- Тогда я к нему.

- Проходите, - разрешил боец.

Петр толкнул массивную дверь, оказался в длинном и темном коридоре. Доски под его тяжестью заскрипели. На скамейках, установленных вдоль побеленных стен, сидели люди: потерпевшие или те, кого вызвали для допроса. При виде Елисеева все, словно по команде, вскинули головы.

- Здравствуйте, - слегка опешив от неожиданного внимания, произнёс Елисеева.

- Вы к кому? – спросил его дежурный, сидевший за обшарпанным столом.

Петр хотел ответить, но сейчас же зазвонил телефон, и дежурный схватился за трубку:

- Губрозыск, дежурный по городу Федотов… Говорите адрес… Медленнее, пожалуйста.
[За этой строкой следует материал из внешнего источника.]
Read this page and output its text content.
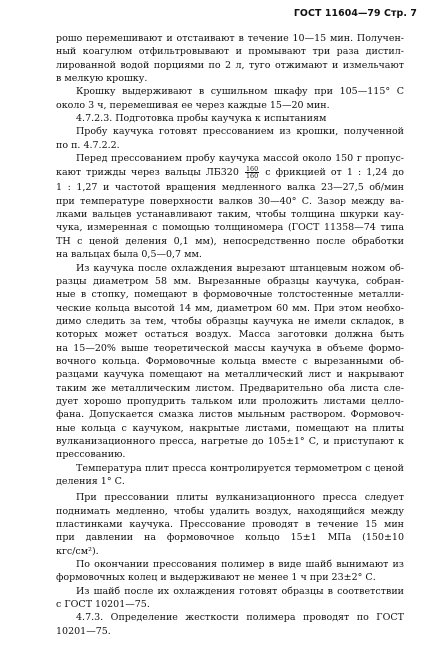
ГОСТ 11604—79 Стр. 7
рошо перемешивают и отстаивают в течение 10—15 мин. Получен-
ный коагулюм отфильтровывают и промывают три раза дистил-
лированной водой порциями по 2 л, туго отжимают и измельчают
в мелкую крошку.
Крошку выдерживают в сушильном шкафу при 105—115° С
около 3 ч, перемешивая ее через каждые 15—20 мин.
4.7.2.3. Подготовка пробы каучука к испытаниям
Пробу каучука готовят прессованием из крошки, полученной
по п. 4.7.2.2.
Перед прессованием пробу каучука массой около 150 г пропус-
кают трижды через вальцы $ЛБ320 \frac{160}{160}$ с фрикцией от 1 : 1,24 до
1 : 1,27 и частотой вращения медленного валка 23—27,5 об/мин
при температуре поверхности валков 30—40° С. Зазор между ва-
лками вальцев устанавливают таким, чтобы толщина шкурки кау-
чука, измеренная с помощью толщиномера (ГОСТ 11358—74 типа
ТН с ценой деления 0,1 мм), непосредственно после обработки
на вальцах была 0,5—0,7 мм.
Из каучука после охлаждения вырезают штанцевым ножом об-
разцы диаметром 58 мм. Вырезанные образцы каучука, собран-
ные в стопку, помещают в формовочные толстостенные металли-
ческие кольца высотой 14 мм, диаметром 60 мм. При этом необхо-
димо следить за тем, чтобы образцы каучука не имели складок, в
которых может остаться воздух. Масса заготовки должна быть
на 15—20% выше теоретической массы каучука в объеме формо-
вочного кольца. Формовочные кольца вместе с вырезанными об-
разцами каучука помещают на металлический лист и накрывают
таким же металлическим листом. Предварительно оба листа сле-
дует хорошо пропудрить тальком или проложить листами целло-
фана. Допускается смазка листов мыльным раствором. Формовоч-
ные кольца с каучуком, накрытые листами, помещают на плиты
вулканизационного пресса, нагретые до 105±1° С, и приступают к
прессованию.
Температура плит пресса контролируется термометром с ценой
деления 1° С.
При прессовании плиты вулканизационного пресса следует
поднимать медленно, чтобы удалить воздух, находящийся между
пластинками каучука. Прессование проводят в течение 15 мин
при давлении на формовочное кольцо 15±1 МПа (150±10
кгс/см²).
По окончании прессования полимер в виде шайб вынимают из
формовочных колец и выдерживают не менее 1 ч при 23±2° С.
Из шайб после их охлаждения готовят образцы в соответствии
с ГОСТ 10201—75.
4.7.3. Определение жесткости полимера проводят по ГОСТ
10201—75.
Воскресенский проспект, дом три, всё верно? Принято. Отбой.

Он бросил взгляд на настенные часы и что-то записал в большой прошнурованной книге. Потом, вспомнив об Елисееве, спохватился:

- Простите, вы к кому, товарищ?

- К Колычеву.

- Вторая дверь направо, - сказал дежурный и потерял к нему интерес.

- Спасибо, - поблагодарил Петр.

Колычев сидел в маленькой прокуренной комнатушке с узким зарешечённым окном. Из всей мебели два стола, несколько стульев и несгораемый шкаф, поверх которого лежали пухлые папки.

- Петр! – обрадованно приподнялся Колычев. – Здорово, герой!

Елисеев смущённо потупился.

- Брось барышню изображать! Проходи, не стесняйся! Из транспортной уже звонили, рассказали о твоих подвигах. Лихо ты, говорят, Пичугина кончил. Прямо голыми руками. Чуть голову не оторвал…

- Случайно вышло. Я его живьём, гада, взять хотел, - признался Петр.

- Все равно, молодец! Не сплоховал. Выходит, не зря я тебя товарищу Янсону сватал! – горделиво произнёс Колычев.

Многие начальники уголовного розыска по традиции были переведены из ЧК. Не стал исключением из правила и начальник Железнорудского губро, бывший латышский стрелок Янсонс. Правда, буква «с» на конце его фамилии постепенно исчезла, и теперь начальника величали чуть короче – товарищ Янсон. Прежде Елисееву не доводилось с ним сталкиваться лично, но все отзывы были только положительными: угрозыском заведовал человек ответственный, строгий, но справедливый, вдобавок, с неплохим опытом оперативной работы.

- А где он? – поинтересовался Петр и услышал ответ:

- Там же, где почти все наши - в клубе, Ленина слушает.

- Как Ленина?! – удивился Елисеев. – Он что – в Железнорудск приехал? А почему нам никто не сообщал? Это же такое дело… такое… – От избытка чувств у него перехватило дыхание.

Шутка ли - сам товарищ Ленин в их губернском городе. Да это событие всероссийского, если не сказать – мирового масштаба.

Колычев засмеялся.

- Ну, ты, братец, хватил! У Ильича и без нас забот хватает. В Москве он, работает.

- А как же... – совсем ошалел Петр.

- Ларчик просто открывается. Пластинки сегодня привезли с его речью. Наших первыми слушать пригласили, - похвастался Колычев. – Мы с тобой завтра пойдём. Товарищ Янсон велел устроить стопроцентный охват. Каждый сотрудник обязан услышать Ильича. Ты, кстати, как – партийный?

- Нет, - мотнул головой Елисеев. – Сочувствующий.

- Непорядок, - сказал Колычев.

Петр виновато потупился. Он подумывал о вступлении в партию, но не решался сделать первый шаг. Быть большевиком – большая ответственность. Честь велика, но велик и спрос.

- Я поговорю с товарищами по партячейке. Думаю, скоро поставим вопрос по тебе. Нас, партийных, мало, но вместе мы – во, сила! – Колычев сжал ладонь во внушительного размера кулак. – Горы свернём! Солнце с неба достанем.

Дверь распахнулась, в комнату стремительной походкой ворвался невысокий плотный мужчина лет сорока с русыми коротко стрижеными волосами. На нём был английский френч, обтянутый крест-накрест портупеей, и тёмно-зелёные кавалерийские галифе. Взгляд у мужчины был ясный и решительный.